Non per nulla, proprio per questo vuoto normativo, è stata la stessa giurisprudenza a intervenire, facendo il dovuto distinguo tra molestia sessuale e violenza sessuale specificando che:
“si ha molestia sessuale se si è in presenza di espressioni verbali a sfondo sessuale o di atti di corteggiamento, invasivi ed insistiti, diversi dall’abuso sessuale. Qualora, invece, le molestie comportino un contatto fisico, anche fugace, o limitino in alcun modo la libertà sessuale della vittima, si configura invece il reato di violenza sessuale, disciplinato dagli art.609 bis e seguenti del codice penale italiano. In particolare, la giurisprudenza ritiene di qualificare come violenza sessuale art.609 bis c.p. toccamenti o palpeggiamenti delle natiche anche se sopra i vestiti e con finalità molesta e non di libidine”.

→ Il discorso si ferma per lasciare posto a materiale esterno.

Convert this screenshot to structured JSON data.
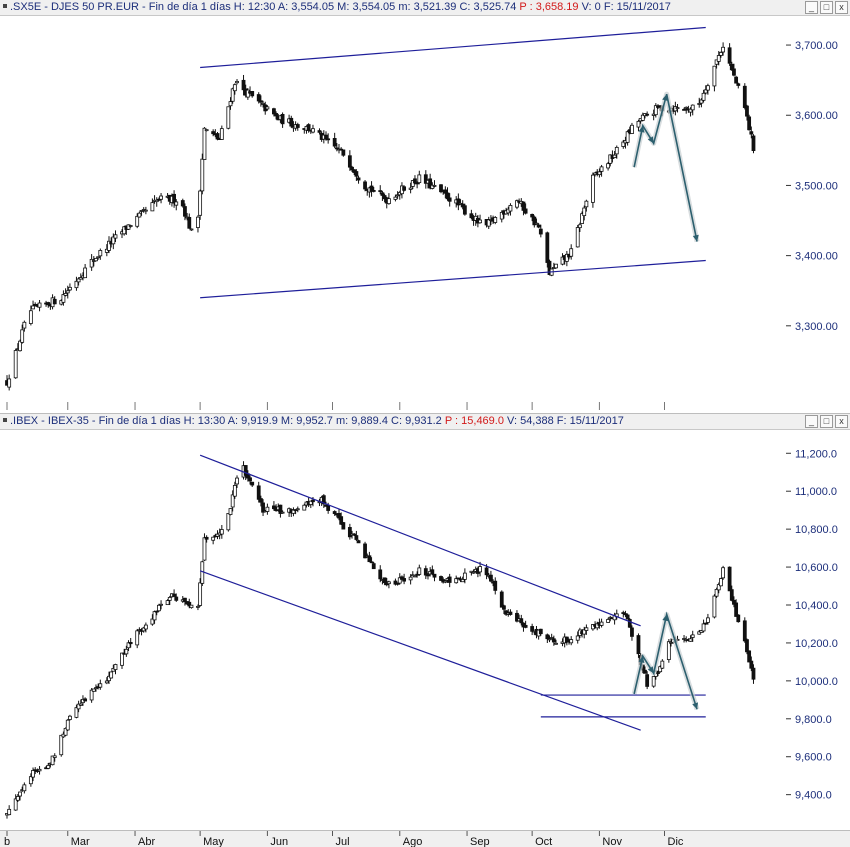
{
  "colors": {
    "candle": "#111111",
    "trend": "#1f1f9a",
    "arrow": "#2c5f6e",
    "label": "#1c2e7a",
    "price_red": "#d21a1a"
  },
  "top_header": {
    "symbol": ".SX5E - DJES 50 PR.EUR - Fin de día 1 días",
    "h": "H: 12:30",
    "a": "A: 3,554.05",
    "m": "M: 3,554.05",
    "mn": "m: 3,521.39",
    "c": "C: 3,525.74",
    "p": "P : 3,658.19",
    "v": "V: 0",
    "f": "F: 15/11/2017"
  },
  "bottom_header": {
    "symbol": ".IBEX - IBEX-35 - Fin de día 1 días",
    "h": "H: 13:30",
    "a": "A: 9,919.9",
    "m": "M: 9,952.7",
    "mn": "m: 9,889.4",
    "c": "C: 9,931.2",
    "p": "P : 15,469.0",
    "v": "V: 54,388",
    "f": "F: 15/11/2017"
  },
  "window_buttons": {
    "minimize": "_",
    "maximize": "□",
    "close": "x"
  },
  "months": [
    "b",
    "Mar",
    "Abr",
    "May",
    "Jun",
    "Jul",
    "Ago",
    "Sep",
    "Oct",
    "Nov",
    "Dic"
  ],
  "chart_data": [
    {
      "type": "candlestick",
      "title": ".SX5E - DJES 50 PR.EUR",
      "ylim": [
        3200,
        3730
      ],
      "yticks": [
        "3,300.00",
        "3,400.00",
        "3,500.00",
        "3,600.00",
        "3,700.00"
      ],
      "ytick_values": [
        3300,
        3400,
        3500,
        3600,
        3700
      ],
      "x_ticks": [
        "b",
        "Mar",
        "Abr",
        "May",
        "Jun",
        "Jul",
        "Ago",
        "Sep",
        "Oct",
        "Nov",
        "Dic"
      ],
      "series": [
        {
          "anchors": [
            [
              0,
              3220
            ],
            [
              10,
              3320
            ],
            [
              25,
              3340
            ],
            [
              40,
              3395
            ],
            [
              55,
              3440
            ],
            [
              70,
              3480
            ],
            [
              80,
              3480
            ],
            [
              87,
              3415
            ],
            [
              91,
              3580
            ],
            [
              98,
              3565
            ],
            [
              105,
              3648
            ],
            [
              115,
              3620
            ],
            [
              125,
              3595
            ],
            [
              140,
              3580
            ],
            [
              155,
              3545
            ],
            [
              165,
              3500
            ],
            [
              175,
              3480
            ],
            [
              190,
              3510
            ],
            [
              205,
              3480
            ],
            [
              220,
              3440
            ],
            [
              235,
              3480
            ],
            [
              245,
              3440
            ],
            [
              250,
              3375
            ],
            [
              260,
              3405
            ],
            [
              270,
              3510
            ],
            [
              280,
              3545
            ],
            [
              290,
              3590
            ],
            [
              300,
              3610
            ],
            [
              318,
              3610
            ],
            [
              330,
              3700
            ],
            [
              340,
              3610
            ],
            [
              346,
              3526
            ]
          ]
        }
      ],
      "trendlines": [
        {
          "from": [
            "2017-05-01",
            3668
          ],
          "to": [
            "2017-12-20",
            3725
          ]
        },
        {
          "from": [
            "2017-05-01",
            3340
          ],
          "to": [
            "2017-12-20",
            3393
          ]
        }
      ],
      "projection": [
        3526,
        3585,
        3560,
        3630,
        3420
      ]
    },
    {
      "type": "candlestick",
      "title": ".IBEX - IBEX-35",
      "ylim": [
        9240,
        11270
      ],
      "yticks": [
        "9,400.0",
        "9,600.0",
        "9,800.0",
        "10,000.0",
        "10,200.0",
        "10,400.0",
        "10,600.0",
        "10,800.0",
        "11,000.0",
        "11,200.0"
      ],
      "ytick_values": [
        9400,
        9600,
        9800,
        10000,
        10200,
        10400,
        10600,
        10800,
        11000,
        11200
      ],
      "x_ticks": [
        "b",
        "Mar",
        "Abr",
        "May",
        "Jun",
        "Jul",
        "Ago",
        "Sep",
        "Oct",
        "Nov",
        "Dic"
      ],
      "series": [
        {
          "anchors": [
            [
              0,
              9300
            ],
            [
              10,
              9500
            ],
            [
              20,
              9560
            ],
            [
              30,
              9850
            ],
            [
              45,
              10000
            ],
            [
              60,
              10250
            ],
            [
              75,
              10450
            ],
            [
              88,
              10380
            ],
            [
              91,
              10750
            ],
            [
              100,
              10790
            ],
            [
              108,
              11150
            ],
            [
              118,
              10900
            ],
            [
              130,
              10900
            ],
            [
              145,
              10950
            ],
            [
              160,
              10750
            ],
            [
              175,
              10500
            ],
            [
              190,
              10580
            ],
            [
              205,
              10520
            ],
            [
              220,
              10600
            ],
            [
              230,
              10350
            ],
            [
              245,
              10250
            ],
            [
              255,
              10200
            ],
            [
              270,
              10300
            ],
            [
              285,
              10350
            ],
            [
              292,
              10100
            ],
            [
              296,
              9950
            ],
            [
              305,
              10200
            ],
            [
              320,
              10250
            ],
            [
              330,
              10580
            ],
            [
              340,
              10200
            ],
            [
              346,
              9931
            ]
          ]
        }
      ],
      "trendlines": [
        {
          "from": [
            "2017-05-01",
            11190
          ],
          "to": [
            "2017-11-20",
            10290
          ]
        },
        {
          "from": [
            "2017-05-01",
            10580
          ],
          "to": [
            "2017-11-20",
            9740
          ]
        }
      ],
      "support_lines": [
        9925,
        9810
      ],
      "projection": [
        9931,
        10130,
        10040,
        10350,
        9850
      ]
    }
  ]
}
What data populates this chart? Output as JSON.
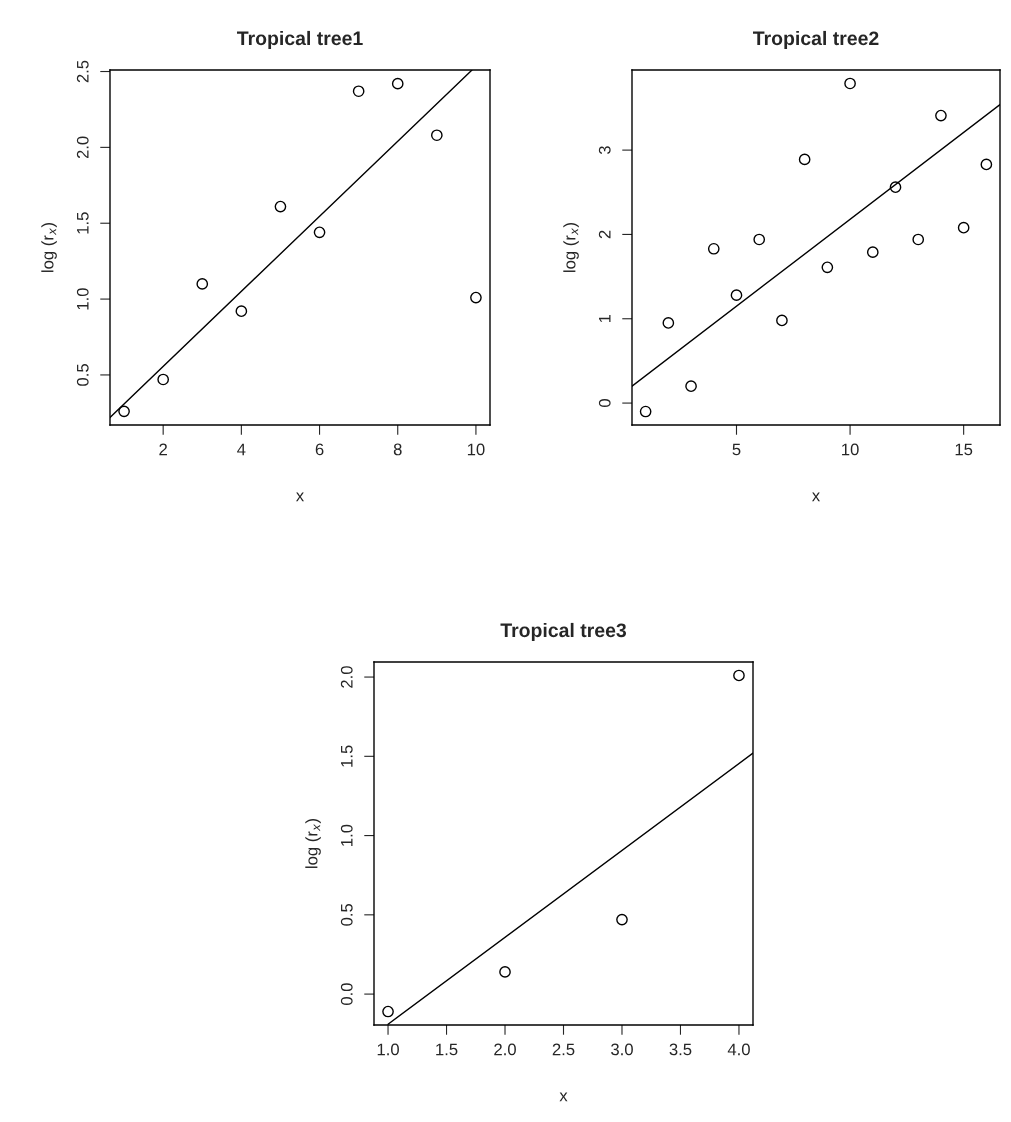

Forse sarebbe più corretto, soprattutto nei confronti delle vittime – viste le radicali differenze delle conseguenze psicofisiche sulle stesse – non far rientrare sullo stesso piano normativo, ossia in un art 609 bis Cp sia gli atti sessuali intesi come qualsiasi forma di compenetrazione corporale, che consenta il coito o un equivalente abnorme di esso, sia un atto sessuale inteso come atto di libidine violenta, ossia ogni forma di contatto corporeo diversa dalla penetrazione che, per le modalità con cui si svolge, costituisce inequivoca manifestazione di ebbrezza sessuale.
Non sarebbe infatti più corretto dare una definizione normativa ad hoc sul concetto di molestia sessuale, evitando così di scomodare la giurisprudenza a ogni piè sospinto di molestia?
Ma soprattutto, è corretto, in particolar modo per chi è stata vittima di violenza sessuale intesa come atto di penetrazione, far rientrare nello stesso articolo 609 bis cp un atto sessuale inteso come atto di libidine violenta?
In sintesi:
è giusto prevedere lo stesso minimo e massimo di pena per due fattispecie di reato, che comportano effetti psicofisici differenti sulla vittima che li subisce?
E chissà, forse forse, è proprio per questo vuoto normativo che ci ritroviamo col considerare molestia sessuale anche la frase “belle gambe, ce le fai vedere?”
E forse è proprio per questo motivo che, chi subisce un atto di libidine violenta come successo nel caso degli alpini, non viene presa sul serio dall’opinione pubblica, proprio perché questo vuoto normativo genera un gran calderone ideologico in cui, di conseguenza, viene inclusa altresì la condotta che nulla c’entra col reato commesso.
Dopotutto, se tutte sono vittime nessuna è vittima.